Rz. 462

Der Ergebnisabführungsvertrag erfasst nicht die während der Liquidation der Organgesellschaft erzielten Ergebnisse.[1] Nach § 301 AktG ist der Jahresüberschuss abzuführen, nach § 302 AktG der Jahresfehlbetrag auszugleichen. Beide Begriffe verweisen auf die Bilanzierung bzw. Gewinnermittlung nach den §§ 238ff. HGB. Im Rahmen der Liquidation der Organgesellschaft wird aber keine Bilanz nach den §§ 242ff. HGB zur Gewinnermittlung, sondern eine Bilanz nach § 270 AktG zur Liquidation (Liquidationsbilanz) erstellt, die der Vermögensermittlung dient. Die in der Liquidationsbilanz ausgewiesenen Beträge, einschl. der Liquidationsgewinne, sind kein "Ergebnis" und kein Gewinn, sondern Vermögen. Sie stehen den Gesellschaftern, nicht dem Organträger zu. Der Ergebnisabführungsvertrag bezieht sich aber nicht auf die Vermögensverteilung, mithin nicht auf die Liquidationsergebnisse der Organgesellschaft.[2] Mit Beginn der Liquidation enden damit die Wirkungen des Ergebnisabführungsvertrags.[3] Damit kann ein vororganschaftlicher Verlustvortrag mit einem Liquidationsgewinn verrechnet werden. Entsprechendes gilt, wenn die Organgesellschaft ihre Tätigkeit ohne Auflösungsbeschluss und ohne förmliche Abwicklung nicht nur vorübergehend einstellt und ihr Vermögen versilbert. Die Organgesellschaft ist dann keine Erwerbsgesellschaft mehr, sodass der Abwicklungsgewinn nicht vom Ergebnisabführungsvertrag erfasst wird.[4] Zu beachten ist aber, dass eine vermögensverwaltende Gesellschaft Organgesellschaft sein kann.[5] Veräußert die Organgesellschaft ihren Geschäftsbetrieb und wird kein Auflösungsbeschluss gefasst, sondern soll sie weiterbestehen, verwaltet sie zumindest ihr Stammkapital weiter und kann daher als vermögensverwaltende Gesellschaft weiterhin Organgesellschaft sein. Der Gewinn aus der Veräußerung des Geschäftsbetriebs wird aufgrund des Ergebnisabführungsvertrags an den Organträger abgeführt, während Vermögen in Höhe des Stammkapitals und der Buchwerte des veräußerten Geschäftsbetriebs bei der Gesellschaft verbleibt und von ihr verwaltet wird. An dieser Rechtslage ändert sich auch nichts, wenn beabsichtigt ist, die Organgesellschaft alsbald auf den Organträger zu verschmelzen.[6]

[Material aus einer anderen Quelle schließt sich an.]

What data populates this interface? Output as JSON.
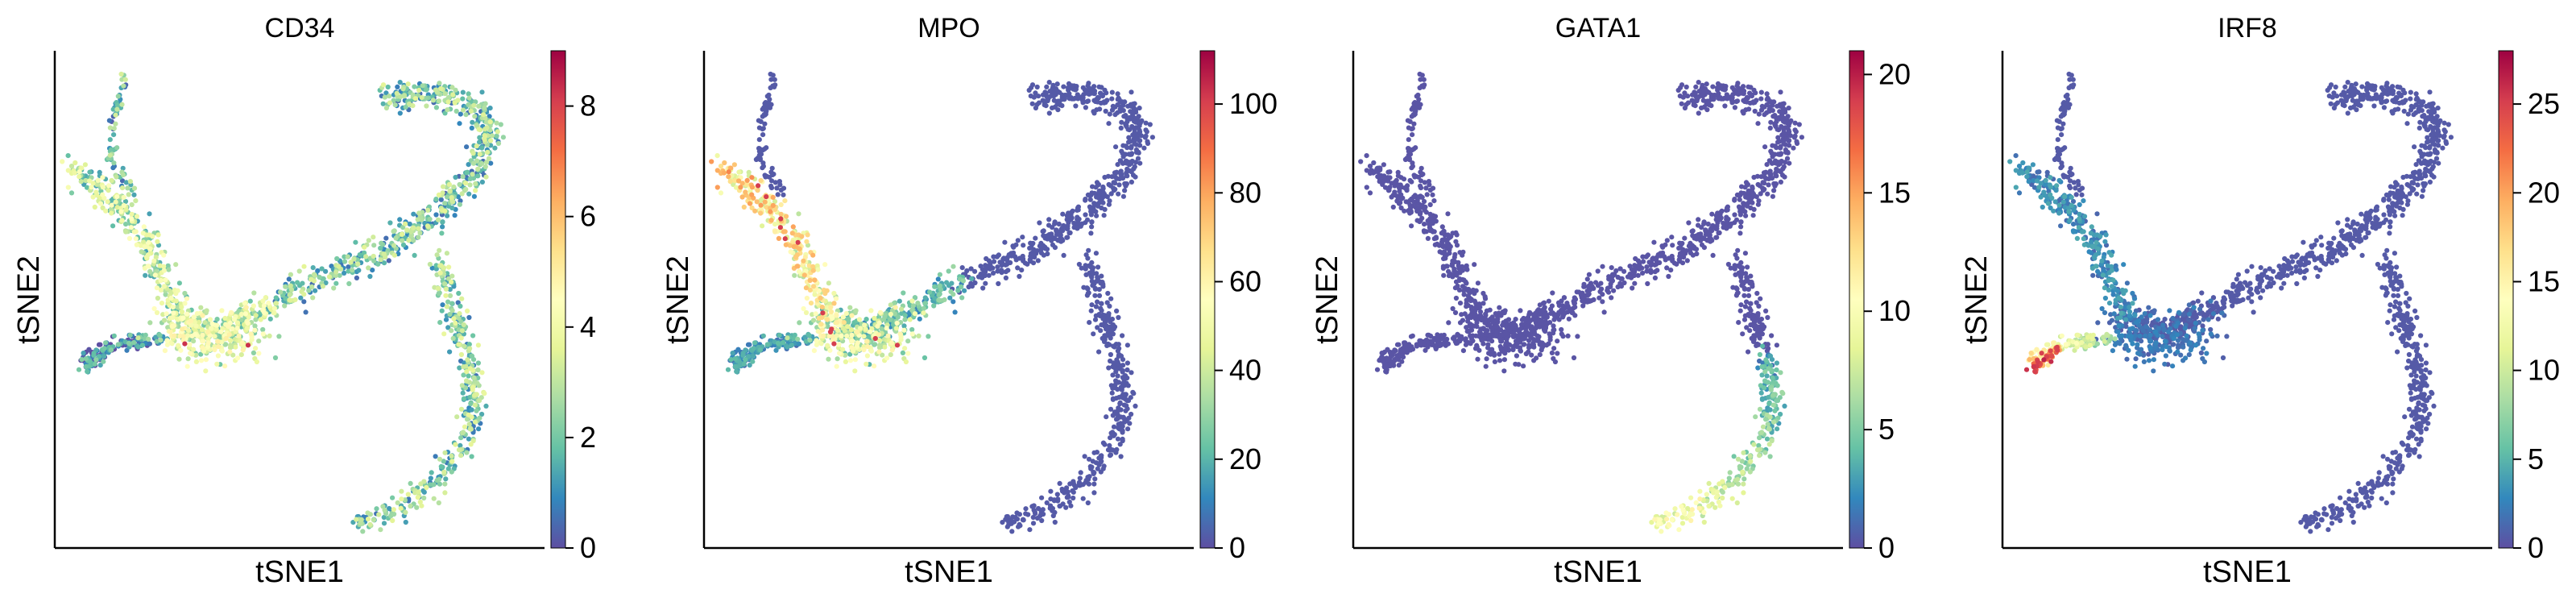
{
  "chart_data": [
    {
      "type": "scatter",
      "title": "CD34",
      "xlabel": "tSNE1",
      "ylabel": "tSNE2",
      "colorbar": {
        "min": 0,
        "max": 9,
        "ticks": [
          "0",
          "2",
          "4",
          "6",
          "8"
        ]
      },
      "expression_pattern": "moderate-broad"
    },
    {
      "type": "scatter",
      "title": "MPO",
      "xlabel": "tSNE1",
      "ylabel": "tSNE2",
      "colorbar": {
        "min": 0,
        "max": 112,
        "ticks": [
          "0",
          "20",
          "40",
          "60",
          "80",
          "100"
        ]
      },
      "expression_pattern": "left-arm-high"
    },
    {
      "type": "scatter",
      "title": "GATA1",
      "xlabel": "tSNE1",
      "ylabel": "tSNE2",
      "colorbar": {
        "min": 0,
        "max": 21,
        "ticks": [
          "0",
          "5",
          "10",
          "15",
          "20"
        ]
      },
      "expression_pattern": "lower-right-arm"
    },
    {
      "type": "scatter",
      "title": "IRF8",
      "xlabel": "tSNE1",
      "ylabel": "tSNE2",
      "colorbar": {
        "min": 0,
        "max": 28,
        "ticks": [
          "0",
          "5",
          "10",
          "15",
          "20",
          "25"
        ]
      },
      "expression_pattern": "left-hotspot"
    }
  ],
  "colormap": "Spectral_r",
  "colors": [
    "#5e4fa2",
    "#3288bd",
    "#66c2a5",
    "#abdda4",
    "#e6f598",
    "#ffffbf",
    "#fee08b",
    "#fdae61",
    "#f46d43",
    "#d53e4f",
    "#9e0142"
  ]
}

[2] BFH v. 18.10.1967, I 262/63, BStBl II 1968, 105; unklar BFH v. 17.2.1971, I R 148/68, BStBl II 1971, 411, wo auf die Auslegung des Ergebnisabführungsvertrags abgestellt und damit m. E. zu Unrecht die Möglichkeit offengelassen wird, in den Ergebnisabführungsvertrag eine Bestimmung über die Abführung der Liquidationsgewinne aufzunehmen; Brink, in Schnitger/Fehrenbacher, KStG, 2. Aufl. 2018, § 14 KStG Rz. 423; Dötsch, in Dötsch/Pung/Möhlenbrock, Die Körperschaftsteuer, § 14 KStG Rz. 628; Neumann, in Gosch, KStG, 4. Aufl. 2020, § 14 KStG Rz. 299; Walter, in Bott/Walter (früher: Ernst & Young), KStG, § 14 KStG Rz. 780; Hierstetter, BB 2015, 859; kritisch Bahns/Graw, DB 2008, 1645.
[4] BFH v. 17.2.1971, I R 148/68, BStBl II 1971, 411; Brink, in Schnitger/Fehrenbach, KStG, 2. Aufl. 2018, § 14 KStG Rz. 423.
[5] Rz. 88.
[6] Zur Problematik Hierstetter, BB 2015, 859.